Nicolas Ier dit le Grand, né vers 800, 105e pape du à sa mort, à Rome, le .

Issu d'une famille modeste, il commence sa carrière au palais du Latran, au service du pape. Sous le pontificat de Léon IV (847-855), il est ordonné sous-diacre. À la mort de Benoît III (855-858), il est élu pape grâce à l'appui de l'empereur Louis II.

Pendant son pontificat, il s'impose comme patriarche d'Occident. Il interdit aux princes bretons de transformer Dol en archevêché, rappelle aux métropolites son autorité sur eux et excommunie en 861 l’archevêque Jean VIII de Ravenne, coupable d'avoir empiété sur les prérogatives spirituelles et temporelles du pape[1]. En Orient, il s’immisce dans le conflit entre les partisans du nouveau patriarche de Constantinople, Photios Ier et les partisans de l'ancien, Ignace, déposé par Michel III et le césar Bardas. Quand Boris, prince des Bulgares, se convertit au christianisme, Nicolas Ier, prenant le contre-pied de la politique de Photios, envoie des évêques pour l'aider à constituer son Église. Dans sa Lettre aux Bulgares, il explicite les principales divergences entre les deux Églises. En réaction, Photios convoque en 867 un synode qui excommunie Nicolas Ier.
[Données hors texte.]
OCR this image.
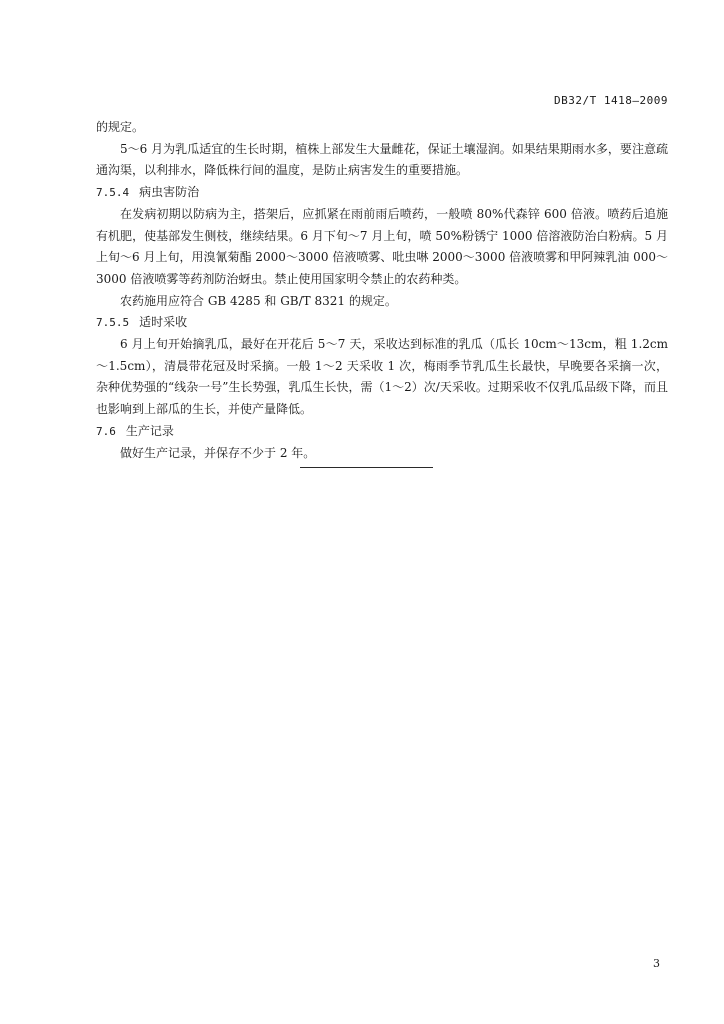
DB32/T 1418—2009

的规定。

5～6 月为乳瓜适宜的生长时期，植株上部发生大量雌花，保证土壤湿润。如果结果期雨水多，要注意疏通沟渠，以利排水，降低株行间的温度，是防止病害发生的重要措施。

7.5.4 病虫害防治

在发病初期以防病为主，搭架后，应抓紧在雨前雨后喷药，一般喷 80%代森锌 600 倍液。喷药后追施有机肥，使基部发生侧枝，继续结果。6 月下旬～7 月上旬，喷 50%粉锈宁 1000 倍溶液防治白粉病。5 月上旬～6 月上旬，用溴氰菊酯 2000～3000 倍液喷雾、吡虫啉 2000～3000 倍液喷雾和甲阿辣乳油 000～3000 倍液喷雾等药剂防治蚜虫。禁止使用国家明令禁止的农药种类。

农药施用应符合 GB 4285 和 GB/T 8321 的规定。

7.5.5 适时采收

6 月上旬开始摘乳瓜，最好在开花后 5～7 天，采收达到标准的乳瓜（瓜长 10cm～13cm，粗 1.2cm～1.5cm），清晨带花冠及时采摘。一般 1～2 天采收 1 次，梅雨季节乳瓜生长最快，早晚要各采摘一次，杂种优势强的“线杂一号”生长势强，乳瓜生长快，需（1～2）次/天采收。过期采收不仅乳瓜品级下降，而且也影响到上部瓜的生长，并使产量降低。

7.6 生产记录

做好生产记录，并保存不少于 2 年。

3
Il fait figure d’autorité morale : à ce titre, Charles le Chauve requiert son arbitrage quand son frère Louis le Germanique envahit la France, de même que lors de la révolte de ses fils Louis et Charles. Nicolas Ier intervient également dans le divorce de Lothaire II, roi de Lotharingie : celui-ci, n'ayant pu avoir de descendance de sa femme Theutberge, l'avait répudiée au profit de sa maîtresse, Waldrade. Le pape excommunie les archevêques de Trèves et de Cologne, qui avaient annulé le premier mariage et résiste même aux assauts armés de Louis II, frère de Lothaire.

Dès sa mort, Nicolas Ier est considéré comme l'un des grands papes de l’époque. Réginon de Prüm, au XIe siècle, écrit à son sujet dans sa Chronique de l'année 868 : « Depuis le bienheureux Grégoire, nul évêque élevé dans la ville de Rome sur le siège pontifical ne peut lui être comparé. ». Il est inscrit au martyrologe romain et son culte est attesté depuis le XIVe siècle.
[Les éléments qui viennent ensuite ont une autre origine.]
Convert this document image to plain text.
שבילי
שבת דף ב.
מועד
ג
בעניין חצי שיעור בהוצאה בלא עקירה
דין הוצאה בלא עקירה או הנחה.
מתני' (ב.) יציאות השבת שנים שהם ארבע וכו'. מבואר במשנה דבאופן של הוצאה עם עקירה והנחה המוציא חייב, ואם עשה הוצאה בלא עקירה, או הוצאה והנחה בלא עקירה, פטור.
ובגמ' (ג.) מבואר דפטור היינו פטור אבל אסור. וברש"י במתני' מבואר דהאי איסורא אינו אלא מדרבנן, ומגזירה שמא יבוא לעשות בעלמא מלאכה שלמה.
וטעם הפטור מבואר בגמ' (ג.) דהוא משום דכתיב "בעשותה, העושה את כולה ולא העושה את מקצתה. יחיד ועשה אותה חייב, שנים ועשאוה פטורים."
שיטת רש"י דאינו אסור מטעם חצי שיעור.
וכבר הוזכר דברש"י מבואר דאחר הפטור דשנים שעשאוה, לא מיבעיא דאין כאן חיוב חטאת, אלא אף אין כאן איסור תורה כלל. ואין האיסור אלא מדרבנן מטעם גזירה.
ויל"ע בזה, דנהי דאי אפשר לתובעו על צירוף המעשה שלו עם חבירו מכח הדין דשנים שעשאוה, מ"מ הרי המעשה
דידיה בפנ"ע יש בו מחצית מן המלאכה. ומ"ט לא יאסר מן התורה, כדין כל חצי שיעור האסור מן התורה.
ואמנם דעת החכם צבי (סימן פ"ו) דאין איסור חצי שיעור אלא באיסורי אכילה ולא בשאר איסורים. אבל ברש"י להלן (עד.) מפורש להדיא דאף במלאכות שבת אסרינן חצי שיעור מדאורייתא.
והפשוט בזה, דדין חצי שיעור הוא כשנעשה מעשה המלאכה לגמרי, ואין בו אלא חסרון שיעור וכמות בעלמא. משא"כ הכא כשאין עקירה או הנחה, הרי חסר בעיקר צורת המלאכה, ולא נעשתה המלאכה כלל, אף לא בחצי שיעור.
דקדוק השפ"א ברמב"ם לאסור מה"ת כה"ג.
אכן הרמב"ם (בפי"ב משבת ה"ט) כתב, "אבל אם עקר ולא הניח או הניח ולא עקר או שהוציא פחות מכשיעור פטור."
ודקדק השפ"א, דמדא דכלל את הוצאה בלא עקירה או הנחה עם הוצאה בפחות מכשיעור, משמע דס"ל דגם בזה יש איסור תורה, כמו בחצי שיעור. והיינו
Il est considéré comme le premier pape à avoir revendiqué la supériorité du pouvoir pontifical sur le pouvoir impérial. Le chef de l'Église, en vertu de l'origine divine de son pouvoir, se considère désormais comme l'arbitre et le directeur des détenteurs du pouvoir temporel, rois ou empereurs. Relevant de lui comme chrétiens, passibles de sa juridiction morale comme pécheurs, ils peuvent être soumis à une sanction qui garantisse leur obéissance. Dès lors, le pape peut et doit, s'il le juge nécessaire au service de Dieu et de l'Église, intervenir dans les affaires des princes et Nicolas Ier s'est engagé sans hésiter dans cette voie que suivront après lui Grégoire VII et Alexandre II et qui conduira Innocent III et Innocent IV à cette hégémonie théocratique qui prendra fin sous Boniface VIII[2].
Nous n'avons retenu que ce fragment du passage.